As we sit amidst a pandemic, I marvel at the difference in how each person is navigating this shared traumatic space. What makes some of us carry on with little impact on our mental health and wellness, while others struggle to get through life’s daily tasks?

I believe it is Resilience. Resilience isn’t something you are born with. It is complex and developed over time, through personal experiences and environments, through parenting and opportunities, through responses from those who are close to us. It is informed by our temperament, personality, genetics, and epigenetics. It is so complicated and intertwined it is difficult to pinpoint how to develop or acquire resilience. But resilience is how we counteract Adverse Childhood Experiences (ACEs) and other traumatic events. Positive Childhood Experiences (PCEs), sometimes called Benevolent Childhood Experiences (BCEs) or Counter-ACEs, are the experiences that help us develop resilience and counteract the harmful effects of ACEs.

In a study done by Johns Hopkins University (Bethell et al., 2019) a seven-item Positive Childhood Experience (PCE) survey was developed to understand the effects of positive experiences on health and wellness. The positive experiences in the survey were: (1) Was able to talk with the family about my feelings; (2) Felt that my family stood by me during difficult times; (3) Enjoyed participating in community traditions; (4) Felt a sense of belonging in high school; (5) Felt supported by friends; (6) Had at least two non-parent adults who took a genuine interest in me; (7) Felt safe and protected by an adult in my home. Another study by Crandall et al. (2019) from Brigham Young University, used a 10 item scale called Benevolent Childhood Experiences (BCEs): (1) At least one caregiver with whom you felt safe; (2) At least one good friend; (3) Beliefs that gave you comfort; (4) Enjoyment at school; (5) At least one teacher that cared; (6) Good neighbors; (7) An adult (not a parent/caregiver) who could provide you with support or advice; (8) Opportunities to have a good time; (9) Ability to like yourself or feel comfortable with yourself; (10) Predictable home routine. The indicators from these studies demonstrate the important role protective factors play in a child’s life and how they help to increase a child’s resiliency.

Both studies show when a person has high PCEs/BCEs they counter-act ACEs, mitigating harmful lifelong effects.  In a perfect world, we would prevent ACEs.
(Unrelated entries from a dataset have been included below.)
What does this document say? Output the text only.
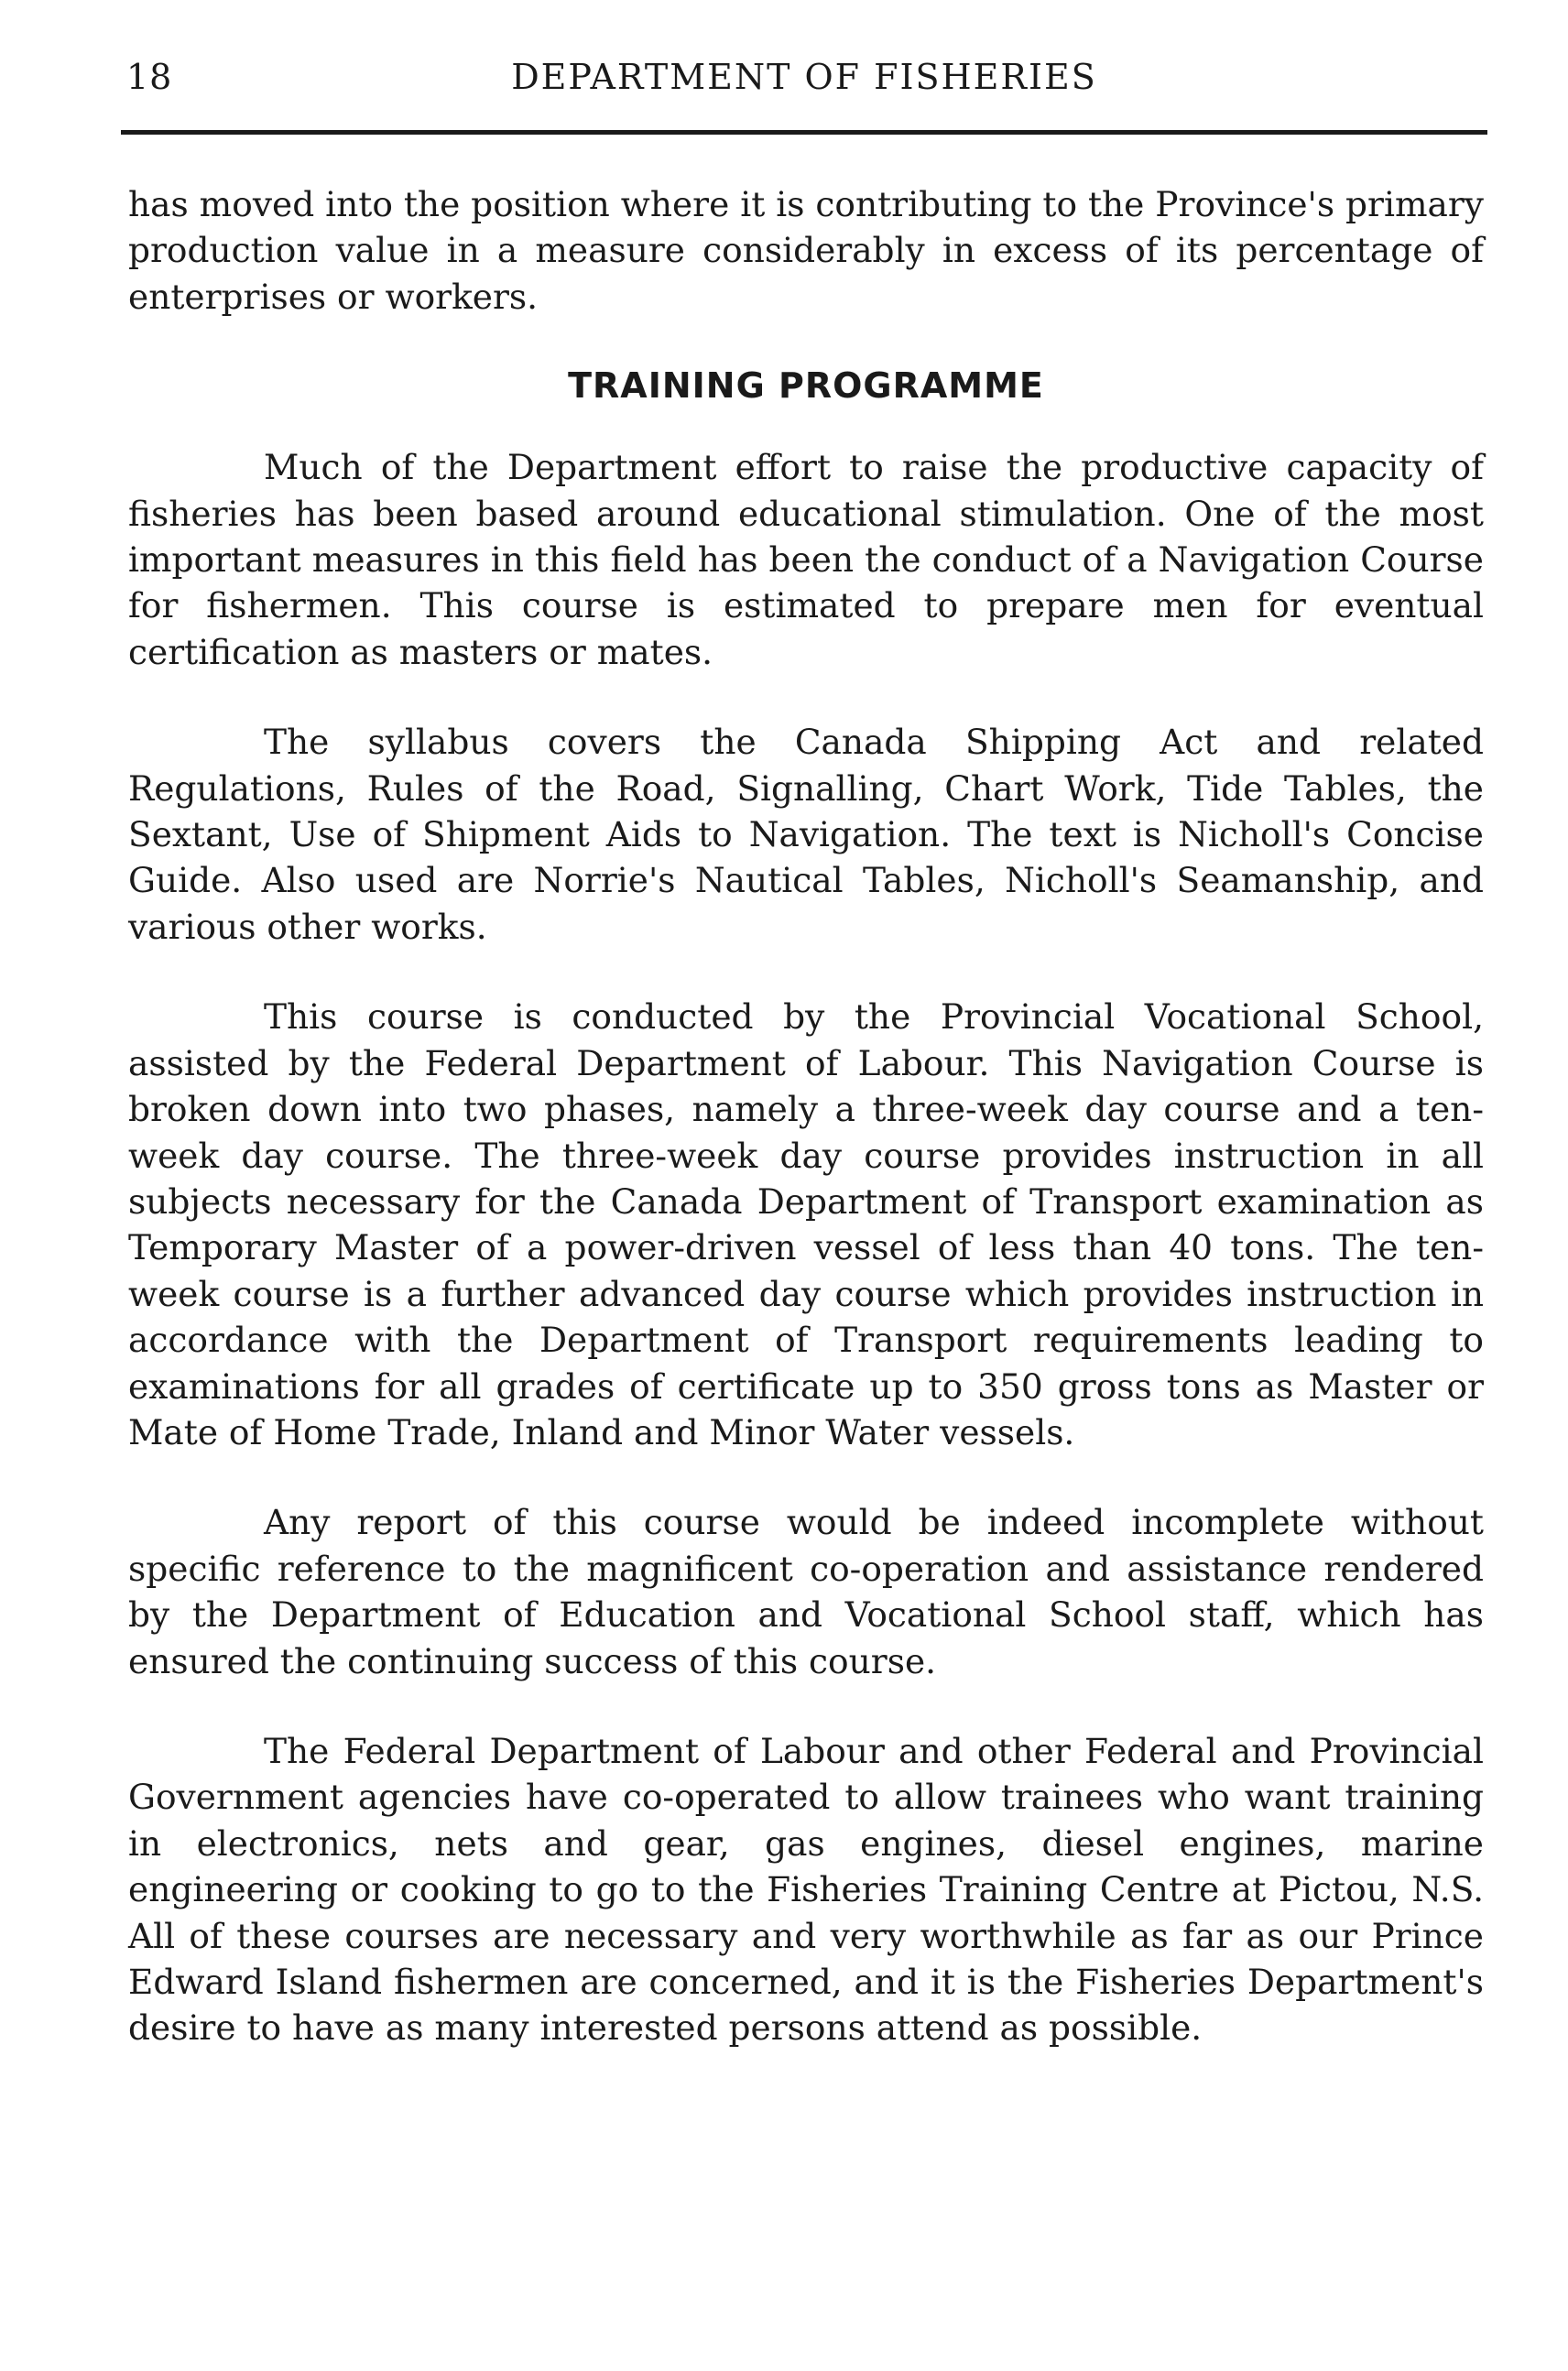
18	DEPARTMENT OF FISHERIES

has moved into the position where it is contributing to the Province's primary production value in a measure considerably in excess of its percentage of enterprises or workers.

TRAINING PROGRAMME

Much of the Department effort to raise the productive capacity of fisheries has been based around educational stimulation. One of the most important measures in this field has been the conduct of a Navigation Course for fishermen. This course is estimated to prepare men for eventual certification as masters or mates.

The syllabus covers the Canada Shipping Act and related Regulations, Rules of the Road, Signalling, Chart Work, Tide Tables, the Sextant, Use of Shipment Aids to Navigation. The text is Nicholl's Concise Guide. Also used are Norrie's Nautical Tables, Nicholl's Seamanship, and various other works.

This course is conducted by the Provincial Vocational School, assisted by the Federal Department of Labour. This Navigation Course is broken down into two phases, namely a three-week day course and a ten-week day course. The three-week day course provides instruction in all subjects necessary for the Canada Department of Transport examination as Temporary Master of a power-driven vessel of less than 40 tons. The ten-week course is a further advanced day course which provides instruction in accordance with the Department of Transport requirements leading to examinations for all grades of certificate up to 350 gross tons as Master or Mate of Home Trade, Inland and Minor Water vessels.

Any report of this course would be indeed incomplete without specific reference to the magnificent co-operation and assistance rendered by the Department of Education and Vocational School staff, which has ensured the continuing success of this course.

The Federal Department of Labour and other Federal and Provincial Government agencies have co-operated to allow trainees who want training in electronics, nets and gear, gas engines, diesel engines, marine engineering or cooking to go to the Fisheries Training Centre at Pictou, N.S. All of these courses are necessary and very worthwhile as far as our Prince Edward Island fishermen are concerned, and it is the Fisheries Department's desire to have as many interested persons attend as possible.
While we continue to aspire to this, a parallel strategy is to increase positive childhood experiences to ensure that when a person encounters a traumatic experience, they are equipped with the strategies and skills needed to bounce back. Furthermore, the studies suggest that the absence of positive childhood experiences may, in fact, be more harmful than the presence of adverse childhood experiences.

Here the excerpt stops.